Date

This post is preceded by a public service announcement to back up all important data, often. (So far it seems the best way to back up photos is to get them printed/developed).

Had a scare with a half gig compact flash card acting up on me, that contained photo documentary of my daughter's birthday. Enter Gentoo Wiki to the rescue. (Note that this site contains information that could be useful for other distributions as well, like say fedora or ubuntu....).

Here's a nice link explaining different steps to take to recover photos. A few notes, are that:

dosfsk

runs in place (seems obvious), but when I have a wacked out drive/partition, I really want to copy it (using dd or something) and work on the copy, not on the original.
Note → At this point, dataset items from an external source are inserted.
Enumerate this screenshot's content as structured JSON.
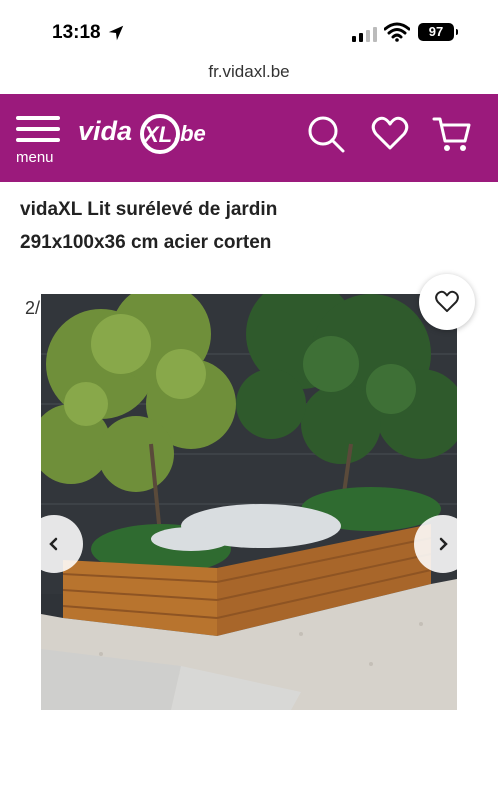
{
  "status": {
    "time": "13:18",
    "battery": "97"
  },
  "browser": {
    "url": "fr.vidaxl.be"
  },
  "header": {
    "menu_label": "menu",
    "logo": {
      "vida": "vida",
      "xl": "XL",
      "domain": ".be"
    },
    "icons": [
      "search-icon",
      "heart-icon",
      "cart-icon"
    ]
  },
  "product": {
    "title_line1": "vidaXL Lit surélevé de jardin",
    "title_line2": "291x100x36 cm acier corten",
    "image_counter": "2/",
    "image_alt": "Raised corten steel garden bed with plants"
  },
  "colors": {
    "brand": "#9b1a7c",
    "corten": "#b8742e"
  }
}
Anyway, dosfsk claimed to fix/rename a bunch of files. Then I started trying to use

jpg-recover

I had issues with it (it's slow and it seemed to hang my computer). Plus I don't think just recovering jpg's is sufficient these days, when you have cameras that now double as camcorders.

So here's the most useful advice. Use PhotoRec which also recovers movies. It uses a (semi-confusing) wizard interface. The User guide walks one through the steps. The most confusing issue was selecting the partition table (what is an Intel partition?). The Canon (fat16?) format was recognized when I selected "None" as the partition table type, but not when I tried Intel partition. After that it ran (really quickly) and recovered most/all of the files.

The homepage of photorec says that it runs on windows and macs too. So if you find yourself in need check it out!